Wednesday, September 28, 2005



What can the citizens of Afghanistan read in their free newspapers? They can read about how American academics are urging them to "consider the views of Al Qaida." The article goes on to list and quote a number of stalwart tenured Americans with indoor plumbing and long life spans on how the Afghans are blowing their future by opposing the terrorists who have devastated their land for over a decade.

Meanwhile in Prague an editorial explains how, even though many franchises are foreign licensed, they remain locally owned and a boon to Czech businesspeople and workers. A photo of a sassy Czech beside a McDonald's accompanies the article. There is no sign of any angry Frenchmen with tractors.

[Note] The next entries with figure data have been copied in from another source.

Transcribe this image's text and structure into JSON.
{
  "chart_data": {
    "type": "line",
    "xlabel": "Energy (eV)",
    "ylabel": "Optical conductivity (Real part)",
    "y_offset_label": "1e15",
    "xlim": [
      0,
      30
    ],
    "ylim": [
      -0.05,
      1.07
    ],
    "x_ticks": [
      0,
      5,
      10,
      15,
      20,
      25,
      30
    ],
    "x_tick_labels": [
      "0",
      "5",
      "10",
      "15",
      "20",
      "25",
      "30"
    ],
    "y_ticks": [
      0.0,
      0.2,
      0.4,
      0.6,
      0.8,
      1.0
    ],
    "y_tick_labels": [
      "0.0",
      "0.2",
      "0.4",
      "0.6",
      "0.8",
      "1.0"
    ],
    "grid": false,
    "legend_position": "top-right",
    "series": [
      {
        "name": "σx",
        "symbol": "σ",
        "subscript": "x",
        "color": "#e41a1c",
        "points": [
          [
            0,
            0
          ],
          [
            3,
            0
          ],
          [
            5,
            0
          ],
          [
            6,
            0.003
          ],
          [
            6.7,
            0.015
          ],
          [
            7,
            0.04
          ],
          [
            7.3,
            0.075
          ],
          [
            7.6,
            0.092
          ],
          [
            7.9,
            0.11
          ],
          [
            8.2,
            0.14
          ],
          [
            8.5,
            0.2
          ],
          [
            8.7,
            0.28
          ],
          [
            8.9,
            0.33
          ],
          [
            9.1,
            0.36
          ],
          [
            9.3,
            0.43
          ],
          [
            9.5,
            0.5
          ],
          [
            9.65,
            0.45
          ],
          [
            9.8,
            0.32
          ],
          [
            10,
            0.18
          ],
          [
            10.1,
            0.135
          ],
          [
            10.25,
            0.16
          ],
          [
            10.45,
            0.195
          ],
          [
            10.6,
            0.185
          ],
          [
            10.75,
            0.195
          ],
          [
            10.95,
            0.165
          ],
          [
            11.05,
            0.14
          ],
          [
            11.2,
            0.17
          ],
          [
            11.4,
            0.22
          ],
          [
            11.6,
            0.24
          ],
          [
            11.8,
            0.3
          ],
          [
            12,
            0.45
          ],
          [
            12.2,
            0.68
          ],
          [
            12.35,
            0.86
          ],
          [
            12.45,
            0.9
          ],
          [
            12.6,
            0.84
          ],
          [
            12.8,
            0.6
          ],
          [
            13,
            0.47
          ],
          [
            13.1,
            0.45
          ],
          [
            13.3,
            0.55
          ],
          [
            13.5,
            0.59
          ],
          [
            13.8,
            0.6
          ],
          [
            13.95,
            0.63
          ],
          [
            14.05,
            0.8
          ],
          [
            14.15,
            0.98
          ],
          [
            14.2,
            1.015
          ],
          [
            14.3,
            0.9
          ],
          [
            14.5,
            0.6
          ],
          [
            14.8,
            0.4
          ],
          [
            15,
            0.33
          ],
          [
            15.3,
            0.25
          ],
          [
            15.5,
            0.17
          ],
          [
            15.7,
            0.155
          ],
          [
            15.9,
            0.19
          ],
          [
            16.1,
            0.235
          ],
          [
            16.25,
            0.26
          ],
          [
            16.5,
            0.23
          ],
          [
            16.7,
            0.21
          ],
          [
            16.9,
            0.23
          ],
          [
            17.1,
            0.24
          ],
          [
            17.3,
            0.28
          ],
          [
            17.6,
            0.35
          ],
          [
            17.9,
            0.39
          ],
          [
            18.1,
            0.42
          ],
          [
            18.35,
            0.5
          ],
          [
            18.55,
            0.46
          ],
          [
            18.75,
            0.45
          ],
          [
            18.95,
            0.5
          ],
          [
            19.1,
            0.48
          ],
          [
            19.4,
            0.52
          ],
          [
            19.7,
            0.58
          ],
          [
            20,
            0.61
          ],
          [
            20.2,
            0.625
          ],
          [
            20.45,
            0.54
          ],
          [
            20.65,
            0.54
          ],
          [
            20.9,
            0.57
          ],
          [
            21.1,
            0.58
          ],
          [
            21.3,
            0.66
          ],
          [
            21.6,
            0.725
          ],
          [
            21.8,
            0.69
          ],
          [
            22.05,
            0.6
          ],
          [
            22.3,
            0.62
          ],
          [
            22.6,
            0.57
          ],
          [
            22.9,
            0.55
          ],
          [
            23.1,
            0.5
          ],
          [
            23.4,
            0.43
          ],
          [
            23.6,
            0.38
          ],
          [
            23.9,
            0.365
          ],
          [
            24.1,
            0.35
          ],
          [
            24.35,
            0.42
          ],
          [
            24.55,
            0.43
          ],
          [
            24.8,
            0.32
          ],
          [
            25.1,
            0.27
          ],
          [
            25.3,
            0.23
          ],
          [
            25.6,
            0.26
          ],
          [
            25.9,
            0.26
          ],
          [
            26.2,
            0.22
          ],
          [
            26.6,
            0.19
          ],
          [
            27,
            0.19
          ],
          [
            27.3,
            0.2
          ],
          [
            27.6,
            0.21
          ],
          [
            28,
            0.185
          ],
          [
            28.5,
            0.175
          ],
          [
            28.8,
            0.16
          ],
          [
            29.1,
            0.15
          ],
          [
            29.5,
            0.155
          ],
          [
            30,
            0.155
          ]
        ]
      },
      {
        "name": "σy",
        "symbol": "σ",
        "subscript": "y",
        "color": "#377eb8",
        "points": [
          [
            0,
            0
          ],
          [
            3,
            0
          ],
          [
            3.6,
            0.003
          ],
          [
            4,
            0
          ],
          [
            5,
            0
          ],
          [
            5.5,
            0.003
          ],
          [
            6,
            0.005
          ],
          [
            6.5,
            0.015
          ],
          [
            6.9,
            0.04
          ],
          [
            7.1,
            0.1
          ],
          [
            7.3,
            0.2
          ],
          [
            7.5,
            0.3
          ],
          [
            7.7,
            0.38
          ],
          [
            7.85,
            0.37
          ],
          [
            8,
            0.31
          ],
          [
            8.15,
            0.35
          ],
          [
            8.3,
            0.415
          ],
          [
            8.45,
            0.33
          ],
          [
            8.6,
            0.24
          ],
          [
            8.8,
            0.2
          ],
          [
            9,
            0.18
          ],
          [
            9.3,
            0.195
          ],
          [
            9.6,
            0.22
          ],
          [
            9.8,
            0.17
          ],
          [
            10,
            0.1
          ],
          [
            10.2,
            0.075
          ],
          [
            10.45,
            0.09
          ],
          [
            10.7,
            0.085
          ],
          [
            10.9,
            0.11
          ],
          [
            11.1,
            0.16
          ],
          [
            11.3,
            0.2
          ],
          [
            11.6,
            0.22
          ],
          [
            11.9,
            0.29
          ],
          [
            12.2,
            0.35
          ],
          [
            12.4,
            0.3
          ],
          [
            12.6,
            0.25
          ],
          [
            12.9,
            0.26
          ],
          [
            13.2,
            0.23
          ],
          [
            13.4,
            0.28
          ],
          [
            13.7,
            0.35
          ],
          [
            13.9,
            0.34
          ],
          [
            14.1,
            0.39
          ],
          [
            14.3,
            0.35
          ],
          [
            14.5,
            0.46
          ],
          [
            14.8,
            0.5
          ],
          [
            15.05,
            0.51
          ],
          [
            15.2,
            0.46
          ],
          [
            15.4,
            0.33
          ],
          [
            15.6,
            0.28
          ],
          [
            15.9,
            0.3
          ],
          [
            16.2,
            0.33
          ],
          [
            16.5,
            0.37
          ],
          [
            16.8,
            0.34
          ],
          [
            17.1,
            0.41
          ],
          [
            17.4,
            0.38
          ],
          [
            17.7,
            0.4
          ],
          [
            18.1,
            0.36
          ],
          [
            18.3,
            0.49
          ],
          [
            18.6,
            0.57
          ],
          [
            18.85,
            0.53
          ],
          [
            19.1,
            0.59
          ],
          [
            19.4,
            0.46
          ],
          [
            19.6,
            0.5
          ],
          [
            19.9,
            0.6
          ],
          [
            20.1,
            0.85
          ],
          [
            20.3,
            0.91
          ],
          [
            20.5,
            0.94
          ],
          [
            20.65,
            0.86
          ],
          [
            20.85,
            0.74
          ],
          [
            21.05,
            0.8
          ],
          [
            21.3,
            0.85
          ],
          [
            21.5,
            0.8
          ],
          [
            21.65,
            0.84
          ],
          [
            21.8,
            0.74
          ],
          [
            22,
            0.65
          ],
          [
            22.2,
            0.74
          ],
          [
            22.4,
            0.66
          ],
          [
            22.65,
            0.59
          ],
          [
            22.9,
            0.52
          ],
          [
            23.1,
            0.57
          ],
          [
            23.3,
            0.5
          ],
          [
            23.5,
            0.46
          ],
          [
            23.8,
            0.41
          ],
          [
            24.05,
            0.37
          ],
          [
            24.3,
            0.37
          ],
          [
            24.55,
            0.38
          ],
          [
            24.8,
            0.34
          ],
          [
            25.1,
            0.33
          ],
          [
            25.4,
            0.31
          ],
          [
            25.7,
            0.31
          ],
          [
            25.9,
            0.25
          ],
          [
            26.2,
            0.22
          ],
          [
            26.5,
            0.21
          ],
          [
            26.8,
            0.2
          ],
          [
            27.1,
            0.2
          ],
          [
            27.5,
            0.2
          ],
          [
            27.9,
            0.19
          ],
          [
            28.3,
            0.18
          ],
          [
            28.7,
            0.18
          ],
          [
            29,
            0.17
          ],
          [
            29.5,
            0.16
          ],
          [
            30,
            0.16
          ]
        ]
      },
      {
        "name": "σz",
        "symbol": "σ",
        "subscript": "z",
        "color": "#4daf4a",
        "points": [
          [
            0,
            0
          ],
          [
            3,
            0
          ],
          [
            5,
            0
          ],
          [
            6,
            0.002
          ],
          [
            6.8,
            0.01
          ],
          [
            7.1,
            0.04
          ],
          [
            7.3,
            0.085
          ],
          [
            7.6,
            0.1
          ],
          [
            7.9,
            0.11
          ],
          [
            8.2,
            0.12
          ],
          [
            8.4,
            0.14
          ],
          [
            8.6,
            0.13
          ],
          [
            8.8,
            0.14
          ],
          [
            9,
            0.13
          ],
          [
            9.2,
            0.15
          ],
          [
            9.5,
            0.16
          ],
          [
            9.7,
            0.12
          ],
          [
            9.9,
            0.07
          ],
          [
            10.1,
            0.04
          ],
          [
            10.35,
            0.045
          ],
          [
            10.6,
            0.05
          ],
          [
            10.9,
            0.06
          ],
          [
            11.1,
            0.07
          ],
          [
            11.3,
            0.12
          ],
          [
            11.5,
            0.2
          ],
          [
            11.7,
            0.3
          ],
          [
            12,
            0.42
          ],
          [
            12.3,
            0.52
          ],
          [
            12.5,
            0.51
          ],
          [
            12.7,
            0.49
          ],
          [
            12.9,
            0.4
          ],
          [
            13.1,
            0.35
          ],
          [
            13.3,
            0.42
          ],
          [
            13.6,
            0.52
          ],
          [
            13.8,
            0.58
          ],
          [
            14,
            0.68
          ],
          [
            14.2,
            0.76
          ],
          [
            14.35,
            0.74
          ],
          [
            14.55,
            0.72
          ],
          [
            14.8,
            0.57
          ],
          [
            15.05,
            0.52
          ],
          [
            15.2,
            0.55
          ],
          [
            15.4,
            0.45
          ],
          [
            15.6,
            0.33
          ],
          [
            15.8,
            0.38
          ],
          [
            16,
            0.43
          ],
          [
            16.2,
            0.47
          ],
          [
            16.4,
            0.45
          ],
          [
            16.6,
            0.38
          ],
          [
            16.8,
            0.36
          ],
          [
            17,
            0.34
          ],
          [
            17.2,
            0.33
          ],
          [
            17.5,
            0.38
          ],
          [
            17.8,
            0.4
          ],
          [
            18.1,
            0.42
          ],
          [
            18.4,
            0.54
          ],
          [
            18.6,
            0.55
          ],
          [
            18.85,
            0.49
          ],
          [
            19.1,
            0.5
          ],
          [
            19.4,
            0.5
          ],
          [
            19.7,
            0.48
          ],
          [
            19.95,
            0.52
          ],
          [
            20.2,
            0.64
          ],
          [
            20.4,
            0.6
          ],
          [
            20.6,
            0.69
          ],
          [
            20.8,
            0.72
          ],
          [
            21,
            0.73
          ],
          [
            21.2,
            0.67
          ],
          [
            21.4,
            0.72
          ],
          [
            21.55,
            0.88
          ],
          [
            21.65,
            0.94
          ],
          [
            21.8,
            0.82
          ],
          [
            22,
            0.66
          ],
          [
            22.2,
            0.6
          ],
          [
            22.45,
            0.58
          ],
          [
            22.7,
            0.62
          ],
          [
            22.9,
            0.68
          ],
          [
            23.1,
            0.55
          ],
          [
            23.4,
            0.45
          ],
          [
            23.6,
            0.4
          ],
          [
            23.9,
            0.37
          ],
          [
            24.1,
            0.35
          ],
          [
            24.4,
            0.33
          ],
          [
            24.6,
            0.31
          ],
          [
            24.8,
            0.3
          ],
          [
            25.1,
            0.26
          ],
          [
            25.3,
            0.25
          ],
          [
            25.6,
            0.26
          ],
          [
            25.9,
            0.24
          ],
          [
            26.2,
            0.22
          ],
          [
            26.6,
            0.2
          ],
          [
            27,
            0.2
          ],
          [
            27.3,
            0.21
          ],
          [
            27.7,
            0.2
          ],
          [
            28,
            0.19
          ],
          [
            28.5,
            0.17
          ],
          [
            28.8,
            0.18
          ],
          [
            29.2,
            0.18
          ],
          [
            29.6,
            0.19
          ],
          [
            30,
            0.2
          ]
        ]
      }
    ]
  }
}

Enough politics. A play now sweeping South Korea takes one of the dwarves in Snow White, who the playwright names Bandal, or Half-Moon, as its main character. The audiences thrill to his valour and heroism:

"The youngest of the seven dwarves, Bandal, who is born mute, loves Snow White from the first time they meet. Every time Snow White fell into the evil trap, Bandal throws himself in to rescue her. And each time she kisses him lightly to thank you it makes him the happiest.

"Now no one seems to blame Kwon for the role, but she sheds tears almost everyday, whenever she becomes the dwarf on the stage, so emotionally connected with the role. 'In a sense, Bandal represents the outcasts of society,' Kwon said."